Everyone has known for years that Chinese local authorities operate detention centres in Beijing to prevent their citizens from petitioning central government about corruption back in their home counties and towns. Except, apparently, Human Rights Watch, which has only just found out.
Still, better late than never – because President Barack Obama is about to visit China. While there, he will express his horror at the torture, rape and sheer inhumanity of these “black jails” and the injustices around the country that lead desperate working people to go to the capital to seek redress. His host, President Hu Jintao, will reply, “Thank you for bringing this to my attention. We are always eager to learn from our foreign friends how we may improve governance in our country. These terrible problems should never have been allowed to happen in the first place, and I will fix them immediately.”
China’s top-down system by which central edicts are enforced by threats passed down through the chain of command goes back centuries. A rough example:
Minister to sub-minister: “Produce result, or your chances of making Politburo will be hurt”
Sub-minister to Province chief: “Produce result, or you won’t be promoted to Beijing”

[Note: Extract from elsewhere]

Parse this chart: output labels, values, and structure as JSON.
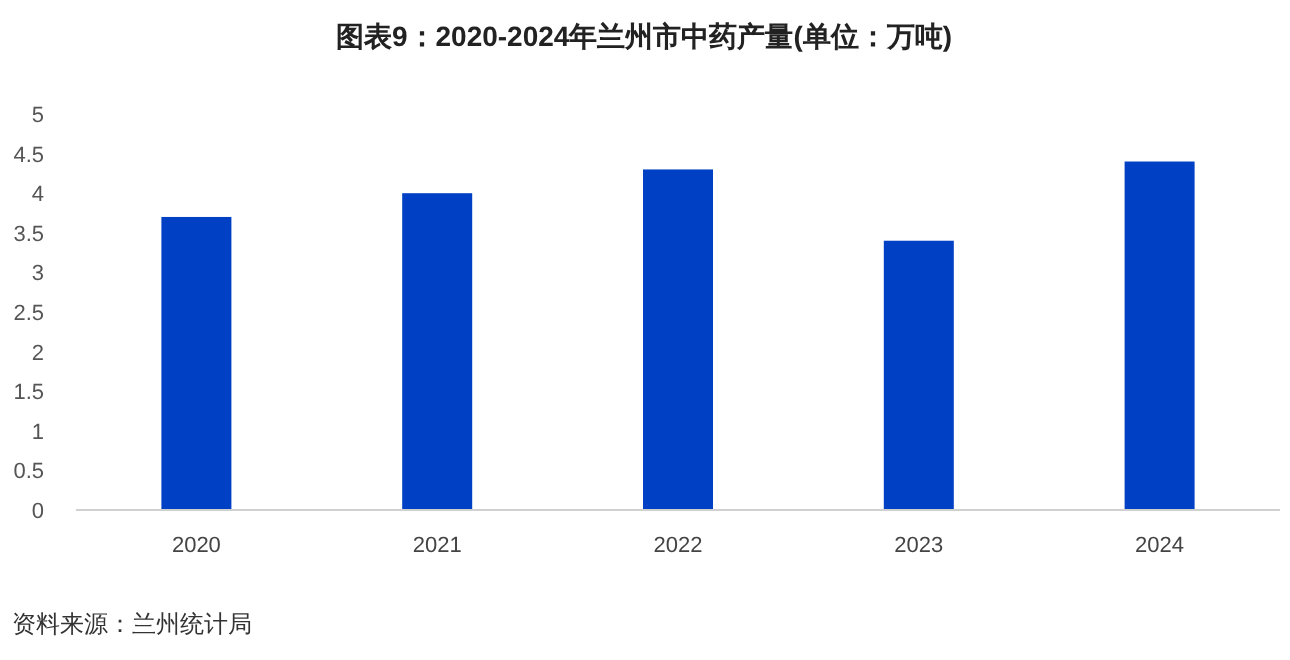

Province chief to city boss: “Produce result, or we’ll transfer you to a town too poor to pay decent bribes”
City boss to county boss: “Produce result, or you won’t get a bonus at the end of the year”

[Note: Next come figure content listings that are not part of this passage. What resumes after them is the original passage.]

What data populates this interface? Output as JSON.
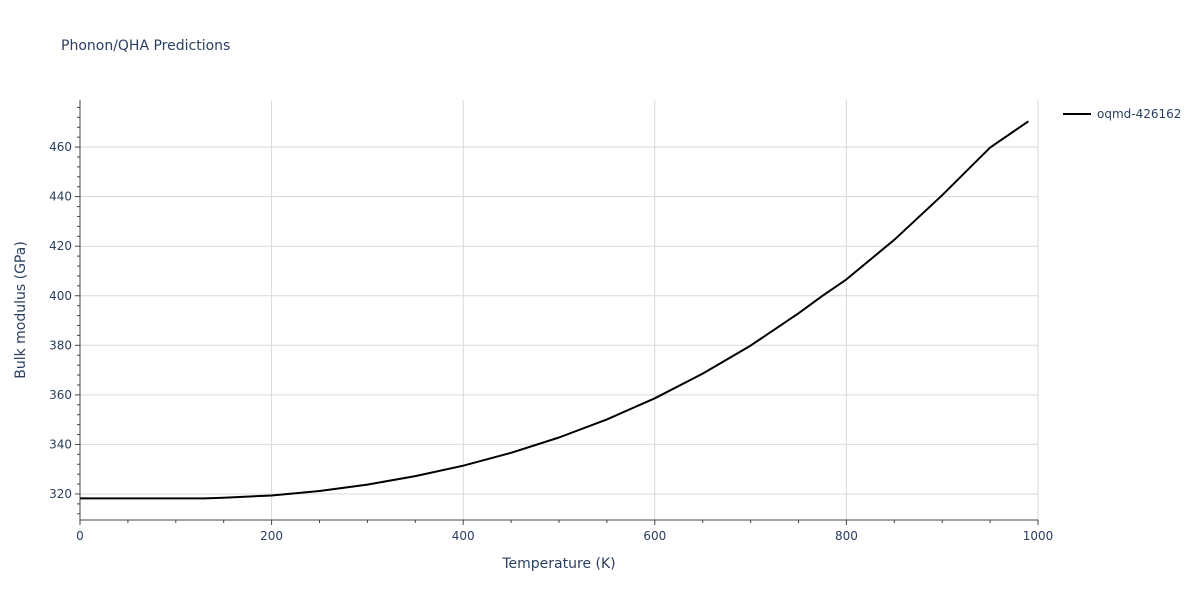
{
  "chart_data": {
    "type": "line",
    "title": "Phonon/QHA Predictions",
    "xlabel": "Temperature (K)",
    "ylabel": "Bulk modulus (GPa)",
    "xlim": [
      0,
      1000
    ],
    "ylim": [
      309.5,
      479
    ],
    "xticks": [
      0,
      200,
      400,
      600,
      800,
      1000
    ],
    "yticks": [
      320,
      340,
      360,
      380,
      400,
      420,
      440,
      460
    ],
    "xtick_labels": [
      "0",
      "200",
      "400",
      "600",
      "800",
      "1000"
    ],
    "ytick_labels": [
      "320",
      "340",
      "360",
      "380",
      "400",
      "420",
      "440",
      "460"
    ],
    "grid": true,
    "legend_position": "top-right",
    "series": [
      {
        "name": "oqmd-426162",
        "color": "#000000",
        "x": [
          0,
          50,
          100,
          130,
          150,
          200,
          250,
          300,
          350,
          400,
          450,
          500,
          550,
          600,
          650,
          700,
          750,
          775,
          800,
          850,
          900,
          950,
          990
        ],
        "y": [
          318.2,
          318.2,
          318.2,
          318.2,
          318.5,
          319.4,
          321.2,
          323.8,
          327.2,
          331.4,
          336.6,
          342.8,
          350.1,
          358.6,
          368.6,
          379.9,
          392.9,
          400.0,
          406.6,
          422.6,
          440.6,
          459.8,
          470.4
        ]
      }
    ]
  }
}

County boss to township boss: “Produce result, or you’ll lose two months’ salary”
Township boss to cadres and cops: “Produce result, or I’ll fire you and your family will have nothing”
The threat of punishment from above is why vicious fights, even to death, break out between low-level municipal enforcement officials and illegal street vendors: one group will lose its livelihood – it’s just a question of which. It is why Falun Gong practitioners have been murdered by local police. It is why local officials, with strict birth limits to enforce, compel women to have abortions. It is why tens of millions starved and people in Guizhou turned to cannibalism in the early 1960s when officials falsified food production data. It is why SARS killed nearly 300 people in Hong Kong when Guangdong cadres covered up the disease rather than warn us. Higher officials don’t order juniors to fix problems; they just demand that there shall be no word of problems and aren’t interested in how that’s arranged.

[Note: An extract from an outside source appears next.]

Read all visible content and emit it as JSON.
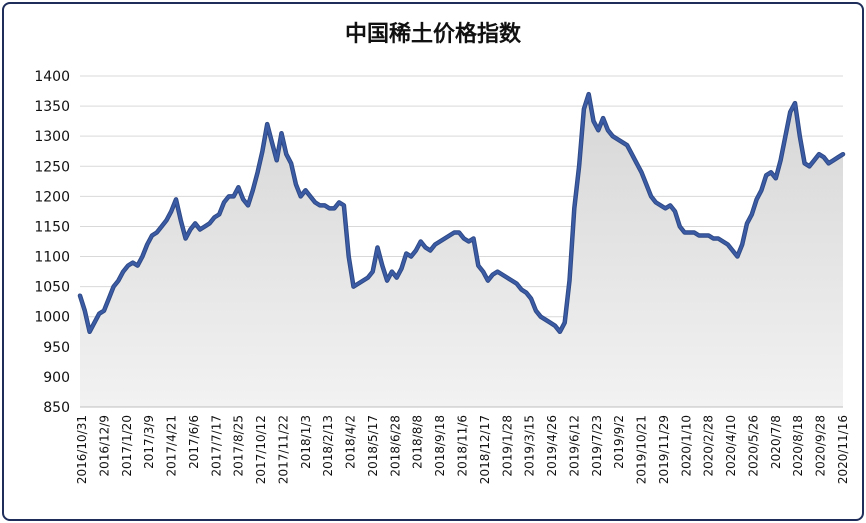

This “who needs carrots when you’ve got huge sticks” system is an especially effective way of implementing quotas. In the 1950s, Mao Zedong handed down minimum percentages of the population to be executed as counter-revolutionaries. During the anti-rightist campaign around 1957, work units were given quotas of subversives to expose; managers who failed to produce enough were denounced themselves for hiding fellow rightists.
Is this any way, Obama could ask Hu, to run an emerging superpower? Hu might ask what alternative there is, given that the Chinese people are too immature to exercise accountability over their leaders, or the conditions aren’t ripe, or foreigners are plotting to plunge the nation into chaos, or whatever the reason is these days. Or he could be honest: the system works extremely well in a society where the power-holders have always seen the population as their property.